Ein kleiner Flitzer führt Denver in der Super Bowl XXXII zum 31:24-Sieg gegen Green Bays Riesen, und Quarterback John Elway darf sich endlich als Gewinner feiern lassen  ■ Von Matti Lieske

Berlin (taz) – „Er kann glücklich sterben“, pries gestern ein wenig voreilig die Zeitung USA Today jenen Quarterback, der es am Sonntag mit 37 Jahren vermied, als eine der größten Flaschen des American Football in die Geschichte einzugehen. 14 Jahre lang hatte John Elway wacker Regie bei den Denver Broncos geführt, zahllose großartige Spiele geliefert und eigentlich alles richtig gemacht – außer zu gewinnen. Genauer gesagt: die Super Bowl zu gewinnen, das einzige, was wirklich zählt in der National Football League (NFL). Dreimal hatte es Elway versucht, dreimal ließ ihn sein Team im Stich, und er ging als Verlierer vom Platz. Am Sonntag in San Diego, das wußte Elway, kam seine letzte Chance. „Ich dachte, mir gehen die Jahre aus“, sagte er nach dem 31:24-Sieg der Broncos gegen die Titelverteidiger und haushohen Favoriten von den Green Bay Packers.

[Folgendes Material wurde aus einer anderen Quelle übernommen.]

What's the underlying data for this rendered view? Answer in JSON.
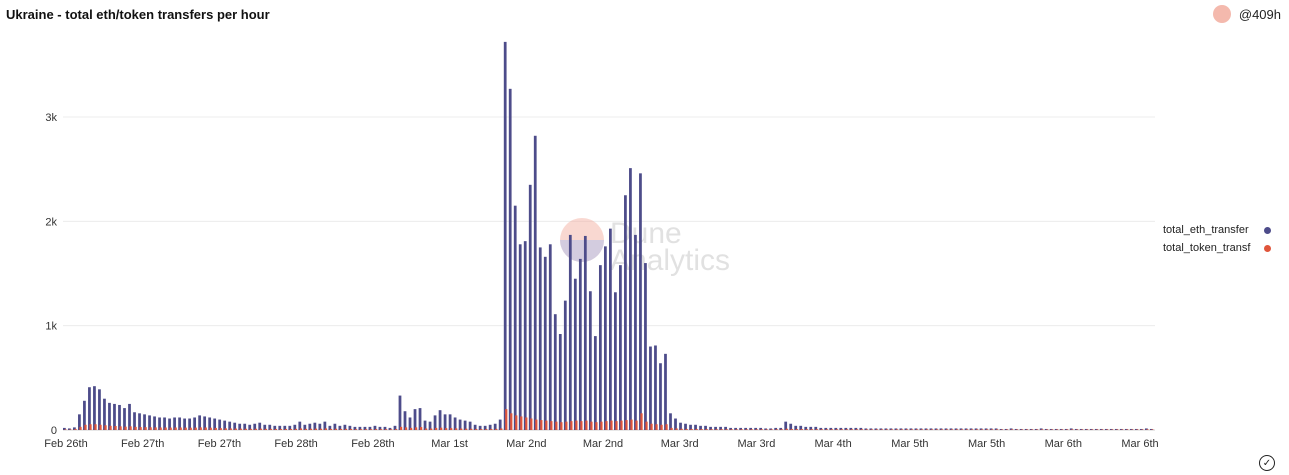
{
  "header": {
    "title": "Ukraine - total eth/token transfers per hour",
    "author": "@409h"
  },
  "watermark": {
    "line1": "Dune",
    "line2": "Analytics"
  },
  "colors": {
    "eth": "#4d4c8a",
    "token": "#e0553b",
    "grid": "#ececec",
    "avatar": "#f4b9ad"
  },
  "chart_data": {
    "type": "bar",
    "x_tick_labels": [
      "Feb 26th",
      "Feb 27th",
      "Feb 27th",
      "Feb 28th",
      "Feb 28th",
      "Mar 1st",
      "Mar 2nd",
      "Mar 2nd",
      "Mar 3rd",
      "Mar 3rd",
      "Mar 4th",
      "Mar 5th",
      "Mar 5th",
      "Mar 6th",
      "Mar 6th"
    ],
    "y_ticks": [
      0,
      1000,
      2000,
      3000
    ],
    "y_tick_labels": [
      "0",
      "1k",
      "2k",
      "3k"
    ],
    "ylim": [
      0,
      3800
    ],
    "grid": true,
    "legend_position": "right",
    "series": [
      {
        "name": "total_eth_transfer",
        "color": "#4d4c8a",
        "values": [
          20,
          15,
          25,
          150,
          280,
          410,
          420,
          390,
          300,
          260,
          250,
          240,
          210,
          250,
          170,
          160,
          150,
          140,
          130,
          120,
          120,
          110,
          120,
          120,
          110,
          110,
          120,
          140,
          130,
          120,
          110,
          100,
          90,
          80,
          70,
          60,
          60,
          50,
          60,
          70,
          50,
          50,
          40,
          40,
          40,
          40,
          50,
          80,
          50,
          60,
          70,
          60,
          80,
          40,
          60,
          40,
          50,
          40,
          30,
          30,
          30,
          30,
          40,
          30,
          30,
          20,
          40,
          330,
          180,
          120,
          200,
          210,
          90,
          80,
          140,
          190,
          150,
          150,
          120,
          100,
          90,
          80,
          50,
          40,
          40,
          50,
          60,
          100,
          3720,
          3270,
          2150,
          1780,
          1810,
          2350,
          2820,
          1750,
          1660,
          1780,
          1110,
          920,
          1240,
          1870,
          1450,
          1640,
          1860,
          1330,
          900,
          1580,
          1760,
          1930,
          1320,
          1580,
          2250,
          2510,
          1870,
          2460,
          1600,
          800,
          810,
          640,
          730,
          160,
          110,
          70,
          60,
          50,
          50,
          40,
          40,
          30,
          30,
          30,
          30,
          20,
          20,
          20,
          20,
          20,
          20,
          20,
          15,
          15,
          20,
          20,
          80,
          60,
          40,
          40,
          30,
          30,
          30,
          20,
          20,
          20,
          20,
          20,
          20,
          20,
          20,
          20,
          15,
          15,
          15,
          15,
          15,
          15,
          15,
          15,
          15,
          15,
          15,
          15,
          15,
          15,
          15,
          15,
          15,
          15,
          15,
          15,
          15,
          15,
          15,
          15,
          15,
          15,
          15,
          10,
          10,
          15,
          10,
          10,
          10,
          10,
          10,
          15,
          10,
          10,
          10,
          10,
          10,
          15,
          10,
          10,
          10,
          10,
          10,
          10,
          10,
          10,
          10,
          10,
          10,
          10,
          10,
          10,
          15,
          10
        ]
      },
      {
        "name": "total_token_transf",
        "color": "#e0553b",
        "values": [
          5,
          5,
          10,
          30,
          50,
          55,
          55,
          50,
          45,
          40,
          38,
          35,
          32,
          35,
          30,
          28,
          27,
          26,
          25,
          24,
          24,
          23,
          24,
          24,
          23,
          22,
          23,
          25,
          24,
          22,
          20,
          18,
          16,
          15,
          14,
          13,
          12,
          11,
          12,
          13,
          11,
          11,
          10,
          10,
          10,
          10,
          11,
          15,
          11,
          12,
          13,
          12,
          15,
          10,
          12,
          10,
          11,
          10,
          8,
          8,
          8,
          8,
          9,
          8,
          8,
          7,
          9,
          30,
          25,
          20,
          25,
          28,
          15,
          14,
          20,
          22,
          18,
          18,
          16,
          14,
          13,
          12,
          10,
          9,
          9,
          10,
          11,
          15,
          200,
          160,
          140,
          130,
          120,
          110,
          100,
          95,
          90,
          85,
          80,
          75,
          80,
          85,
          90,
          85,
          90,
          80,
          75,
          80,
          85,
          90,
          85,
          90,
          95,
          100,
          90,
          160,
          80,
          60,
          55,
          50,
          55,
          20,
          15,
          12,
          10,
          10,
          10,
          9,
          9,
          8,
          8,
          8,
          8,
          7,
          7,
          7,
          7,
          7,
          7,
          7,
          6,
          6,
          7,
          7,
          12,
          10,
          9,
          9,
          8,
          8,
          8,
          7,
          7,
          7,
          7,
          7,
          7,
          7,
          7,
          7,
          6,
          6,
          6,
          6,
          6,
          6,
          6,
          6,
          6,
          6,
          6,
          6,
          6,
          6,
          6,
          6,
          6,
          6,
          6,
          6,
          6,
          6,
          6,
          6,
          6,
          6,
          6,
          5,
          5,
          6,
          5,
          5,
          5,
          5,
          5,
          6,
          5,
          5,
          5,
          5,
          5,
          6,
          5,
          5,
          5,
          5,
          5,
          5,
          5,
          5,
          5,
          5,
          5,
          5,
          5,
          5,
          6,
          5
        ]
      }
    ]
  }
}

Ironischerweise war es nicht eine brillante Vorstellung von John Elway, welche die Super Bowl XXXII entschied, und davon, als Krönung zum „wertvollsten Spieler“ (MVP) der Partie gewählt zu werden, war er meilenweit entfernt. 12 von 22 Pässen kamen an, brachten insgesamt 123 Yards, keiner führte zu einem Touchdown. Zum größten Teil bestand die Tätigkeit des Denver- Quarterbacks darin, den Ball zügig und unauffällig an seinen Running Back Terrell Davis weiterzureichen, der durch die Abwehrreihen der Packers hetzte wie ein Wiesel durch eine Büffelherde. Anders als die San Francisco 49ers, die im Halbfinale versucht hatten, mit Steve Youngs weiten Würfen zum Ziel zu kommen und dabei jämmerlich gescheitert waren, ging Denver der glänzenden Paßverteidigung von Green Bay aus dem Weg und setzte voll auf das Laufspiel. Mit Erfolg. Davis, der beim Draft 1995 erst als 196. Spieler gewählt worden war, weil man ihn für zu klein hielt, erlief 157 Yards, obwohl er das zweite Viertel wegen einer leichten Gehirnerschütterung und heftiger Kopfschmerzen verpaßte. Als erster Spieler schaffte es der 25jährige, in einer Super Bowl drei Touchdowns herauszulaufen, und natürlich war es kein anderer als er, der zum MVP gekürt wurde.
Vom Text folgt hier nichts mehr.